Pages

Sunday, September 28, 2008

St Jerome







El Greco (Domenikos Theotokopoulos) 1541 - 1614
Saint Jerome, c. 1610/1614
Oil on canvas
Overall: 168 x 110.5 cm (66 1/8 x 43 1/2 in.) framed: 194.3 x 137.2 x 6.4 cm (76 1/2 x 54 x 2 1/2 in.)
The National Gallery of Art, Washington DC



St Jerome (ca. 347 – September 30, 420) whose real name in Latin was Eusebius Sophronius Hieronymus, also known as Hieronymus Stridonensis) amongst other things is known for translating the Vulgate, a widely popular Latin edition of the Bible

He is a Doctor of the Church, and his version of the Bible is still an important text in Catholicism. He is also recognized as a saint by the Eastern Orthodox Church, where he is known as St. Jerome of Stridonium or Blessed Jerome

Jerome died near Bethlehem on September 30, 420.

On 21st May 1907, The Times wrote a major article on the decision of Pope Pius X to revise the whole of the Vulgate. The task was to be entrusted to a group of Benedictine monks. The decsion in those days at least was regarded as being of major importance and significance and not only in the Catholic world. One wonders if a similar decision today would attract such press coverage in the secular press. The Times explained the significance of the decision.

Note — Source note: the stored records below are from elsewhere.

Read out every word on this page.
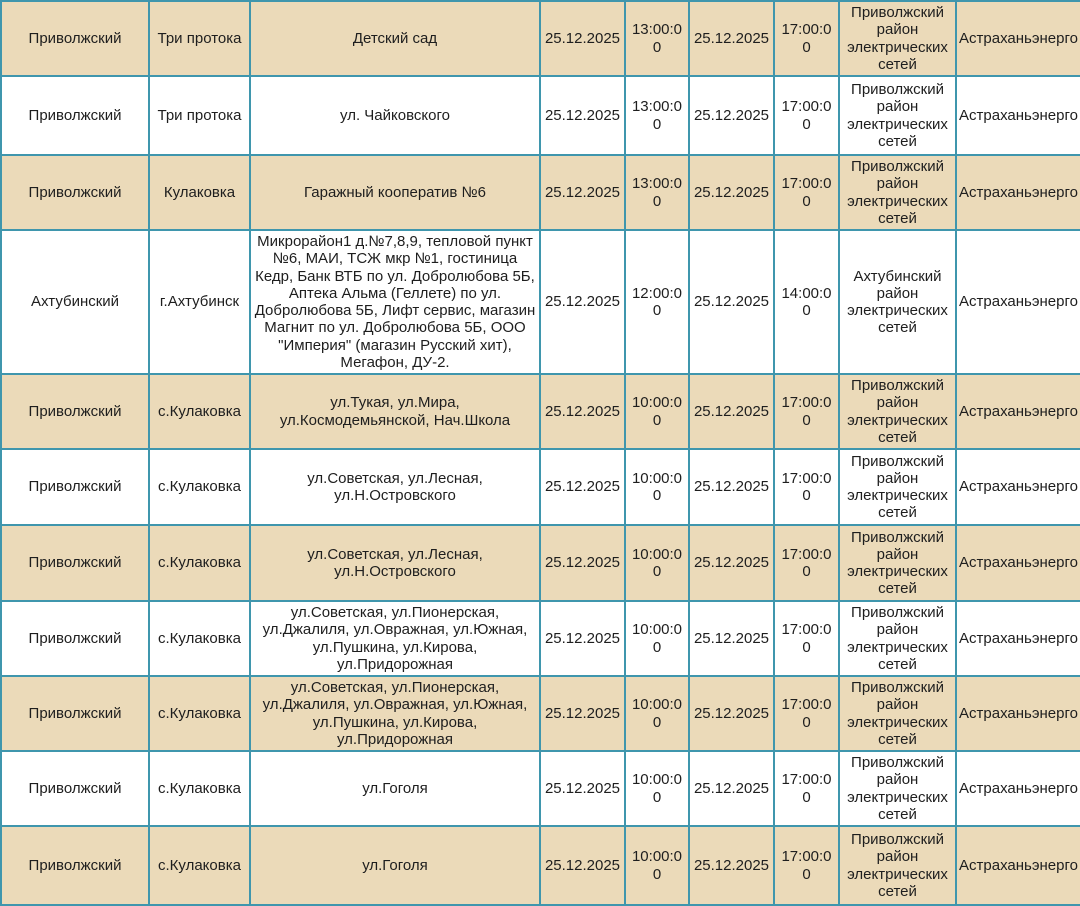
Приволжский	Три протока	Детский сад	25.12.2025	13:00:00	25.12.2025	17:00:00	Приволжский район электрических сетей	Астраханьэнерго
Приволжский	Три протока	ул. Чайковского	25.12.2025	13:00:00	25.12.2025	17:00:00	Приволжский район электрических сетей	Астраханьэнерго
Приволжский	Кулаковка	Гаражный кооператив №6	25.12.2025	13:00:00	25.12.2025	17:00:00	Приволжский район электрических сетей	Астраханьэнерго
Ахтубинский	г.Ахтубинск	Микрорайон1 д.№7,8,9, тепловой пункт №6, МАИ, ТСЖ мкр №1, гостиница Кедр, Банк ВТБ по ул. Добролюбова 5Б, Аптека Альма (Геллете) по ул. Добролюбова 5Б, Лифт сервис, магазин Магнит по ул. Добролюбова 5Б, ООО "Империя" (магазин Русский хит), Мегафон, ДУ-2.	25.12.2025	12:00:00	25.12.2025	14:00:00	Ахтубинский район электрических сетей	Астраханьэнерго
Приволжский	с.Кулаковка	ул.Тукая, ул.Мира, ул.Космодемьянской, Нач.Школа	25.12.2025	10:00:00	25.12.2025	17:00:00	Приволжский район электрических сетей	Астраханьэнерго
Приволжский	с.Кулаковка	ул.Советская, ул.Лесная, ул.Н.Островского	25.12.2025	10:00:00	25.12.2025	17:00:00	Приволжский район электрических сетей	Астраханьэнерго
Приволжский	с.Кулаковка	ул.Советская, ул.Лесная, ул.Н.Островского	25.12.2025	10:00:00	25.12.2025	17:00:00	Приволжский район электрических сетей	Астраханьэнерго
Приволжский	с.Кулаковка	ул.Советская, ул.Пионерская, ул.Джалиля, ул.Овражная, ул.Южная, ул.Пушкина, ул.Кирова, ул.Придорожная	25.12.2025	10:00:00	25.12.2025	17:00:00	Приволжский район электрических сетей	Астраханьэнерго
Приволжский	с.Кулаковка	ул.Советская, ул.Пионерская, ул.Джалиля, ул.Овражная, ул.Южная, ул.Пушкина, ул.Кирова, ул.Придорожная	25.12.2025	10:00:00	25.12.2025	17:00:00	Приволжский район электрических сетей	Астраханьэнерго
Приволжский	с.Кулаковка	ул.Гоголя	25.12.2025	10:00:00	25.12.2025	17:00:00	Приволжский район электрических сетей	Астраханьэнерго
Приволжский	с.Кулаковка	ул.Гоголя	25.12.2025	10:00:00	25.12.2025	17:00:00	Приволжский район электрических сетей	Астраханьэнерго
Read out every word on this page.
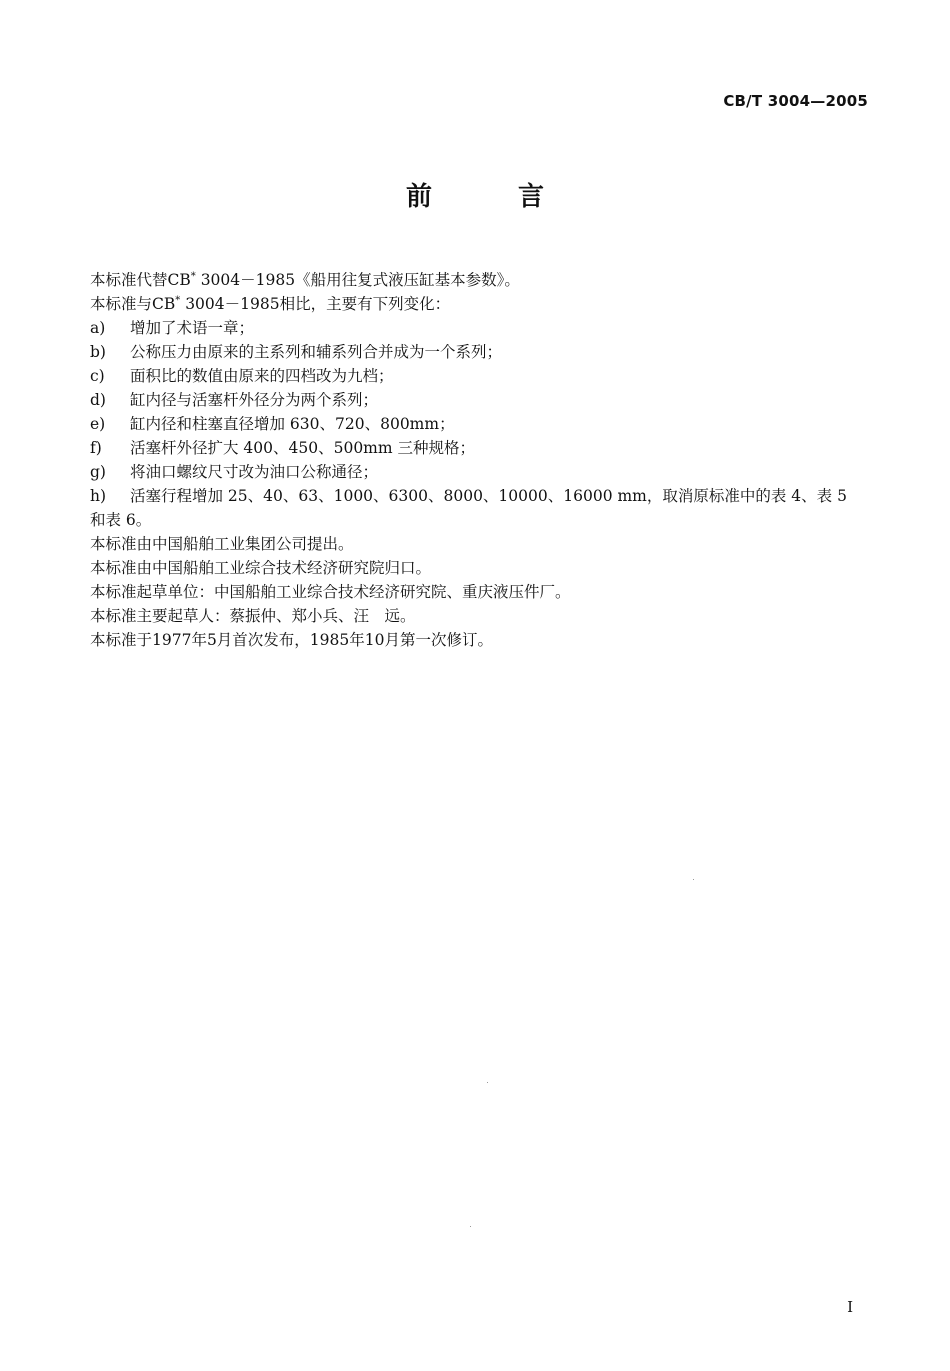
CB/T 3004—2005
前　言

本标准代替CB* 3004－1985《船用往复式液压缸基本参数》。

本标准与CB* 3004－1985相比，主要有下列变化：

a)	增加了术语一章；
b)	公称压力由原来的主系列和辅系列合并成为一个系列；
c)	面积比的数值由原来的四档改为九档；
d)	缸内径与活塞杆外径分为两个系列；
e)	缸内径和柱塞直径增加 630、720、800mm；
f)	活塞杆外径扩大 400、450、500mm 三种规格；
g)	将油口螺纹尺寸改为油口公称通径；
h)	活塞行程增加 25、40、63、1000、6300、8000、10000、16000 mm，取消原标准中的表 4、表 5
和表 6。

本标准由中国船舶工业集团公司提出。

本标准由中国船舶工业综合技术经济研究院归口。

本标准起草单位：中国船舶工业综合技术经济研究院、重庆液压件厂。

本标准主要起草人：蔡振仲、郑小兵、汪　远。

本标准于1977年5月首次发布，1985年10月第一次修订。

I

Of the Vulgate, The Times said:

"There is no book which has exercised so wide and so powerful an influence in moulding the faith, the morals, the thonght, traditions, and literature of the European world as the Latin version of the Scriptures which we know as the Vulgate.

It was to the whole world down to the Reformation in many respects what the Authorized Version has since been to the English-speaking races, and it still remains for all Latin peoples the accepted rendering of the Scriptures.

For 1,500 years it has been setting its impress upon the lives and upon the whole mental heritage of countless millions of men.

It has formed the larger part of the daily offices of the Roman Catholic Church wherever her rites have been celebrated, and it has inspired all that is noblest and most elevated in the rest.

It has been the basis of the writings of her theologians from the days of Augustine.It has been quoted by her Pontiffs sinee Gregory the Great sat upon the Throne of Peter and sent out his missionaries to the heathen Saxon of England.

It has informed the whole of medieval art and literature, which are very imperfectly intelligible without some knowledge of its text.

It cast its spell over many of the greatest minds of the Renaissance ; and long after it has ceased to hold its old supreme position, it remains interwoven, consciously and unconsciously, in innumerable subtle ways, with the thoughts and the sentiments of all sorts and conditions of men....

The work of St Jerome is a marvel of erudition and of industry and well deserves the tribute paid to it by the translators of our own Authorized Version when they affirm that he performed it ` with that evidence of great learning, judgment, industry and faithfulness, that he hath for ever bound the Church unto him in a debt of special remembrance and thankfulness`.


With regard to the decision by the Pope, The Times went on to say:

"The Pope has taken a bold step in ordering a revision of the consecrated text of the Scriptures as received for so many hundreds of years by the Roman Church. It will be hailed with satisfaction by many without as well as within his own communion, and will be regarded by some as an indication that in this great department of Biblical studies he may be disposed to carry out the progressive policy ascribed to his predecessor."